The Federal Trade Commission is joining forces with a federal court to put an end to a credit-related scam.

Targeting financially distressed consumers, this scam is perpetuated by phony debt relief/credit repair programs, who allegedly made false statements that they were funded by the federal government, even touting an endorsement by President Obama.

This probe examines operators of two websites that were allegedly full of misrepresentations, claiming to be overseen by the government agency monitoring projects for the American Recovery and Reinvestment Act of 2009.

Beyond claiming associations and endorsements from other government agencies, including the Department of the Treasury, the complaint alleges that YouTube videos were created to include a personal endorsement from the President saying, “I approve this message.”
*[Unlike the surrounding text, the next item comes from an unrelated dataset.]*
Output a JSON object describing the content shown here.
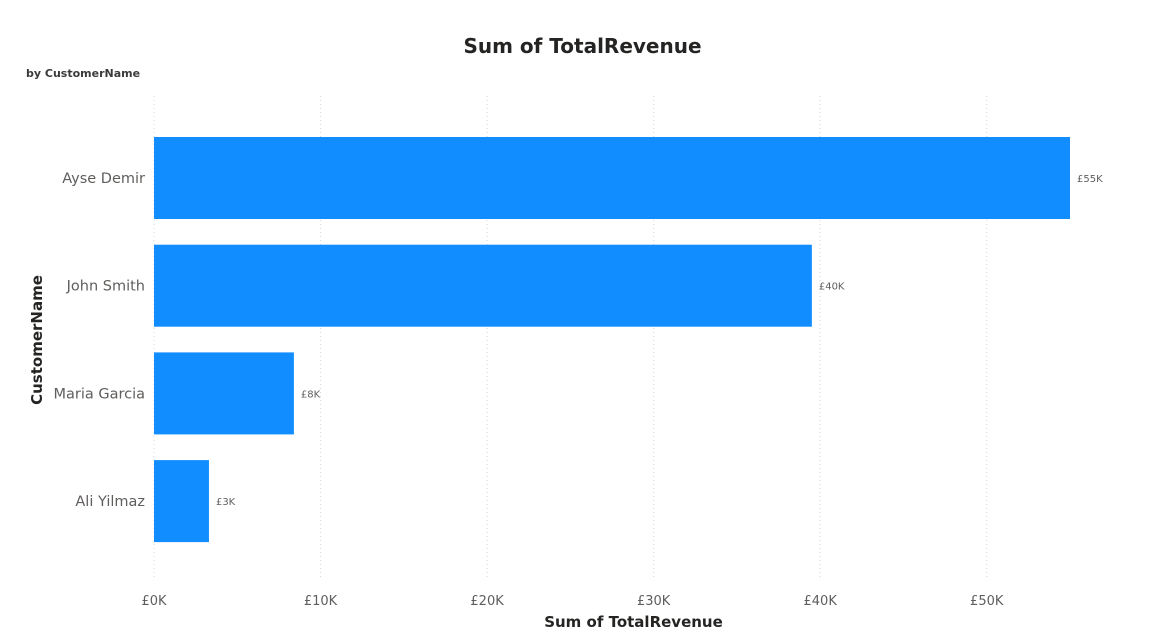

The scam included fake “representatives” contacting consumers regarding their outstanding debt, thus acquiring account information. These “representatives” would arrange bogus electronic payments, giving consumers the impression their debts were paid. They would then tell consumers to pay the “service charge” via Western Union or Money Gram. Once done, they would keep the service charge and reverse payments originally made to consumers, leaving the consumers without the promised debt relief.

The charges include two counts of violating FTC rules on the prohibition of deceptive acts and practices as well as two other violations.

The court was asked to halt the scam and implement a permanent order stopping the defendant’s activities, thereby requiring them to give back all of their ill-gotten gains.